Il est constant que le manquement à une obligation pré-contractuelle d'information ou de conseil ne peut suffire à caractériser le dol par réticence si ne s'y ajoute la constatation du caractère intentionnel de ce manquement.
Il est établi que les marches litigieuses n'étaient pas prévues dans le plan initial annexé à l'acte de réservation et que le plan annexé à l'acte authentique de vente est ce plan initial et non le plan modifié.
Les appelants se fondent sur cet élément et sur le caractère selon eux peu explicite des plans modificatifs mentionnant les marches d'accès à la terrasse qui leur ont été soumis pour signature pour démontrer l'existence de manoeuvres dolosives.
Pour autant la soumission par le promoteur aux acquéreurs pour signature à deux reprises, les 8 juillet et 13 octobre 2016, de plans mentionnant l'existence de marches d'accès à la terrasse, le mot marche étant écrit en majuscule à trois reprises (devant chaque fenêtre) et accompagné de la mention, à trois reprises aussi, écrite en majuscule « HAUTEUR 23 CM A FRANCHIR » exclut toute man'uvre dolosive constitutive d'un dol par réticence.

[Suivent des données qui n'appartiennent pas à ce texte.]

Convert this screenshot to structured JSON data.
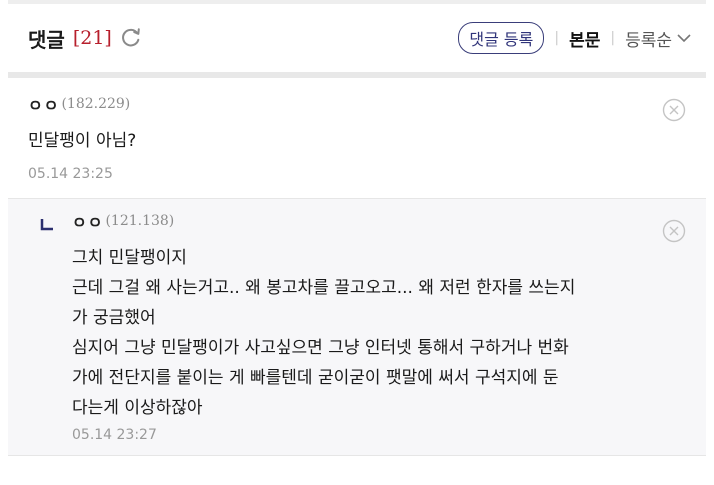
{
  "header": {
    "title": "댓글",
    "count": "[21]",
    "write_button": "댓글 등록",
    "body_link": "본문",
    "sort_label": "등록순"
  },
  "comments": [
    {
      "nick": "ㅇㅇ",
      "ip": "(182.229)",
      "text": "민달팽이 아님?",
      "date": "05.14 23:25"
    }
  ],
  "replies": [
    {
      "nick": "ㅇㅇ",
      "ip": "(121.138)",
      "lines": [
        "그치 민달팽이지",
        "근데 그걸 왜 사는거고.. 왜 봉고차를 끌고오고... 왜 저런 한자를 쓰는지",
        "가 궁금했어",
        "심지어 그냥 민달팽이가 사고싶으면 그냥 인터넷 통해서 구하거나 번화",
        "가에 전단지를 붙이는 게 빠를텐데 굳이굳이 팻말에 써서 구석지에 둔",
        "다는게 이상하잖아"
      ],
      "date": "05.14 23:27"
    }
  ],
  "icons": {
    "refresh": "refresh-icon",
    "sort": "chevron-down-icon",
    "close": "close-circle-icon",
    "reply": "reply-arrow-icon"
  },
  "colors": {
    "count": "#b71f2c",
    "button_border": "#3a3e7a",
    "reply_bg": "#f7f7f9"
  }
}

La transmission de ces plans modificatifs particulièrement explicites aux acquéreurs par la Sa Cogedim qui avait connaissance de leurs exigences relativement à l'accessibilité des personnes à mobilité réduite permet ainsi d'écarter le dol.
M. [V] et M. [W] seront déboutés de leurs demandes de dommages et intérêts fondées sur le dol, le jugement étant confirmé par substitution de motifs.
2-La demande de mise hors de cause de la Sa Axa France Iard
Aucune demande n'était formée en première instance à l'encontre de la Sa Axa France Iard, les parties reconnaissant que ses garanties ne pouvaient être mobilisées dans le cadre de ce litige.
Il en est de même en cause d'appel.
Infirmant le jugement, la Sa Axa France Iard sera mise hors de cause.
3-Les demandes annexes
Succombant dans leurs prétentions, M. [V] et M. [W] supporteront les dépens de première instance, ainsi que retenu par le premier juge, et les dépens d'appel.
Ils se trouvent redevables d'une indemnité sur le fondement de l'article 700 du code de procédure civile tant au titre de la procédure de première instance, telle qu'appréciée justement par le premier juge, qu'au titre de la procédure d'appel, dans les conditions définies au dispositif du présent arrêt et ne peuvent eux-mêmes prétendre à l'application de ce texte à leur profit.